While Prime Minister Mark Carney is enjoying comparable popularity here at home and abroad, if his more centrist approach to most things doesn’t bear fruit in the next couple of years – assuming, of course, that a Majority Government will be in sight before too long – momentum is going to go one of two ways: back to the Conservatives, or potentially a new path.
This is something that Sunday’s victor, Avi Lewis, seems to recognize.
“Canadians are living on the edge,” he said following his decisive victory. “We’re under economic attack from the US. While Donald Trump stomps around the globe grabbing foreign leaders and oil fields and starting wars he has no idea how to stop. And at the kitchen table in Canada, there’s an even bigger crisis. The everyday emergency of just trying to get by in an impossible economy. Whether you’re on a single salary, hustling with multiple gig jobs, or taking care of loved ones, working hard no longer earns you a living.

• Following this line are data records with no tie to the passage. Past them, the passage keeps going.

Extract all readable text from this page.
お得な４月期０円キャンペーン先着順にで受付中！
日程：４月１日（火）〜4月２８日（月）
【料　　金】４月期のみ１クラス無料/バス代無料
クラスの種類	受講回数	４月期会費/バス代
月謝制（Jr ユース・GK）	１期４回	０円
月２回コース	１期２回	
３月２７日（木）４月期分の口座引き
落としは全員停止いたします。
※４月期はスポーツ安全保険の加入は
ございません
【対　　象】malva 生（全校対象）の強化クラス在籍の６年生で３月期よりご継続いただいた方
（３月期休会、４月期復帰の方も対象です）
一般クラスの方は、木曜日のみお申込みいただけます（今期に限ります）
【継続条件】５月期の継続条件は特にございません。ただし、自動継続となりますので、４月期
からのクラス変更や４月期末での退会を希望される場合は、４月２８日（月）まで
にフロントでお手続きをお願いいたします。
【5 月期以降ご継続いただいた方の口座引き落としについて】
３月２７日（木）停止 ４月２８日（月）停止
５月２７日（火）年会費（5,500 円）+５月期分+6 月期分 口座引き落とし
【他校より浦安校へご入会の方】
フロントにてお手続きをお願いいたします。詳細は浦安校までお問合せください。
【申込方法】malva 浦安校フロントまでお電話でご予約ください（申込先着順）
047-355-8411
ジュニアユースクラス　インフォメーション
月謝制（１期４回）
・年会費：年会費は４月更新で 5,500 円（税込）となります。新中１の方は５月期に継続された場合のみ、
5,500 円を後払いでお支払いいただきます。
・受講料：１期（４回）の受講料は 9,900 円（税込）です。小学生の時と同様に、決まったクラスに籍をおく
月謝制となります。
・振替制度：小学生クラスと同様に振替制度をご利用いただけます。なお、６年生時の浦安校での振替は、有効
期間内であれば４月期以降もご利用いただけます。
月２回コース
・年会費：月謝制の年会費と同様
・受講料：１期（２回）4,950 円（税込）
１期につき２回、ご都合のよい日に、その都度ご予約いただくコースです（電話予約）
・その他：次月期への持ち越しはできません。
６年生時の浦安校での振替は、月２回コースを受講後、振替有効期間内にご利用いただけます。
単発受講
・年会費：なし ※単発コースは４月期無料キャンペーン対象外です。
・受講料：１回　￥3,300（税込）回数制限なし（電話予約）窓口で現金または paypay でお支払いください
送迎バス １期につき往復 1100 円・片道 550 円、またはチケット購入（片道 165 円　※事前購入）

I know every politician says they feel your pain. And they claim to be outraged by the sky-high price of everything. But what they won’t talk about is why. An economy that’s rigged for the rich, leaving the vast majority of us behind.”
Taking aim at what he described as a “tiny group of billionaires who control every part of our economy” and politicians who will blame anyone but themselves for the issue, he said Canada was now at a crossroads.
“Our plan is to Trump-proof the economy by investing massively in Canadian economic independence, using the unmatched power of public ownership to ensure the fundamentals of a good life. A network of public providers for food, phones, and internet. A public housing developer and public construction companies to build millions of non-market homes. A 21st century electrical grid, an EV bus revolution, and a heat pump in every home, built with Canadian steel, creating tens of thousands of unionized jobs. Investing in the care economy as true nation-building. The education, health care, elder care, and child care that holds our social fabric together. And finishing [Tommy Douglas’] dream: eyes, teeth, mental health, medicine. They are all part of your health. They have to all be part of our universal public health care system….
“We’ve got to start winning now. We know we can live in a country built on a foundation of care and connection. Where you don’t have to fight every day just for the basics. Where hard work earns you a living and if you can’t work, you’re not abandoned. And where our kids know we are doing everything we can to protect the air and water and their right to a livable future. That is why the NDP is coming back. Because we know that a thriving world is possible and we know who is standing in our way. And there are way more of us than there are of them. We just have to find each other.”
Time will tell whether the NDP is indeed coming back, but what’s certain is it’s making a return – a return to the House of Commons, to hold leadership to account, and be a voice for its constituents. In a healthy democracy, that’s a big win.
It might be a tall order as Lewis works not only to engage Canadians but win over the party’s Provincial counterparts in Alberta and Saskatchewan without the benefit – yet – of a seat in the House of Commons, but, in this current climate, any underestimation of the party and where Canadians are at just might be a mistake.